Eko menegaskan bahwa pencatatan dalam neraca aset merupakan bagian dari administrasi pengelolaan barang milik daerah dan tidak serta-merta menentukan kepemilikan secara yuridis. Saat ini, pihaknya sedang melakukan penelusuran data serta berkoordinasi dengan instansi terkait untuk memastikan status lahan secara menyeluruh.

"Jika terdapat perbedaan data atau klaim kepemilikan dari masyarakat, tentu akan kami klarifikasi sesuai mekanisme dan ketentuan hukum yang berlaku," tambah Eko.
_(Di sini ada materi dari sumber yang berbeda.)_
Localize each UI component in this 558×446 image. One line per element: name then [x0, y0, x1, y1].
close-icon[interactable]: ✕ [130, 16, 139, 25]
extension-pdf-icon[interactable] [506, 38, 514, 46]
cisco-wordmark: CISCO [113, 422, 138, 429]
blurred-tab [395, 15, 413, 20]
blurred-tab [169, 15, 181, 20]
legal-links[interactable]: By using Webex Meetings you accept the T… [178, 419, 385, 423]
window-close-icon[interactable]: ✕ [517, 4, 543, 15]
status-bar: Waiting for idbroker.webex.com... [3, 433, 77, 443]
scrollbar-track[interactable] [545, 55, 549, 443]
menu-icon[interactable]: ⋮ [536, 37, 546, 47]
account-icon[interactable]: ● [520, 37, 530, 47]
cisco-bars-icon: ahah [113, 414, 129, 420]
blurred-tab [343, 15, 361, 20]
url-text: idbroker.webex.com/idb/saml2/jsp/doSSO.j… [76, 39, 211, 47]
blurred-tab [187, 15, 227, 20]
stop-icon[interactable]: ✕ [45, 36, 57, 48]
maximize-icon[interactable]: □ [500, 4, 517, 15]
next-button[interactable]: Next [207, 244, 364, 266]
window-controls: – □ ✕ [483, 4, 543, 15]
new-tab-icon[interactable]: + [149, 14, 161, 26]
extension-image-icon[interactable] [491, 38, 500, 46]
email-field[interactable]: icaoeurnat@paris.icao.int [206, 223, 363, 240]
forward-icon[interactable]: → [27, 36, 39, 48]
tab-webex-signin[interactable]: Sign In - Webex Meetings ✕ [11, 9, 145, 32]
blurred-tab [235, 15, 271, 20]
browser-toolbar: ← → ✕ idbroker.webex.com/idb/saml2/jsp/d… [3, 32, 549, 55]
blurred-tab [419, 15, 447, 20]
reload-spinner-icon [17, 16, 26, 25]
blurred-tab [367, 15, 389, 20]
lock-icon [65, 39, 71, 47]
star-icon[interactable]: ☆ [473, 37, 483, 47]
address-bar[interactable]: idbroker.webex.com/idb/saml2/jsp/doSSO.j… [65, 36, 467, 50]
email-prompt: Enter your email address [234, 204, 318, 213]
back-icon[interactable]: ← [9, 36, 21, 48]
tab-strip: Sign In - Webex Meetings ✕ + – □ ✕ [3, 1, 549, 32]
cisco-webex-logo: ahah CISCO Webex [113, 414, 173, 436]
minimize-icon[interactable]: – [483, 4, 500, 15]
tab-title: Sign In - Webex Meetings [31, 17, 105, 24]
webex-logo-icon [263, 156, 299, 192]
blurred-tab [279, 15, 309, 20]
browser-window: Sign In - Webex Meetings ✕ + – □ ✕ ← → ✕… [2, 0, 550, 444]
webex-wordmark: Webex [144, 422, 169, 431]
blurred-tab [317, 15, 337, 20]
Kuasa hukum pemilik lahan, Djoko Tritjahjana, menyatakan bahwa tanah tersebut selama puluhan tahun dimanfaatkan untuk pertanian tebu dan saat ini sedang disewa oleh Pabrik Gula Kebongagung hingga tahun 2028. Djoko menegaskan bahwa kliennya memiliki alas hak berupa Persil, Letter C desa, serta akta jual beli yang sah sejak tahun 1990.

Djoko juga mencatat bahwa sebagian lahan di kawasan Supit Urang sebelumnya pernah dibeli oleh Pemkot Malang dari kliennya, yang menunjukkan adanya pengakuan kepemilikan atas tanah tersebut. Pihak pemilik lahan telah mengirimkan surat permohonan klarifikasi dan melayangkan somasi kepada Pemkot Malang. Jika tidak ada tindak lanjut, langkah hukum lanjutan akan ditempuh untuk memperoleh kepastian hukum.

Hingga berita ini diturunkan, proses klarifikasi masih berlangsung dan belum ada penetapan status hukum final atas lahan yang dipersoalkan tersebut.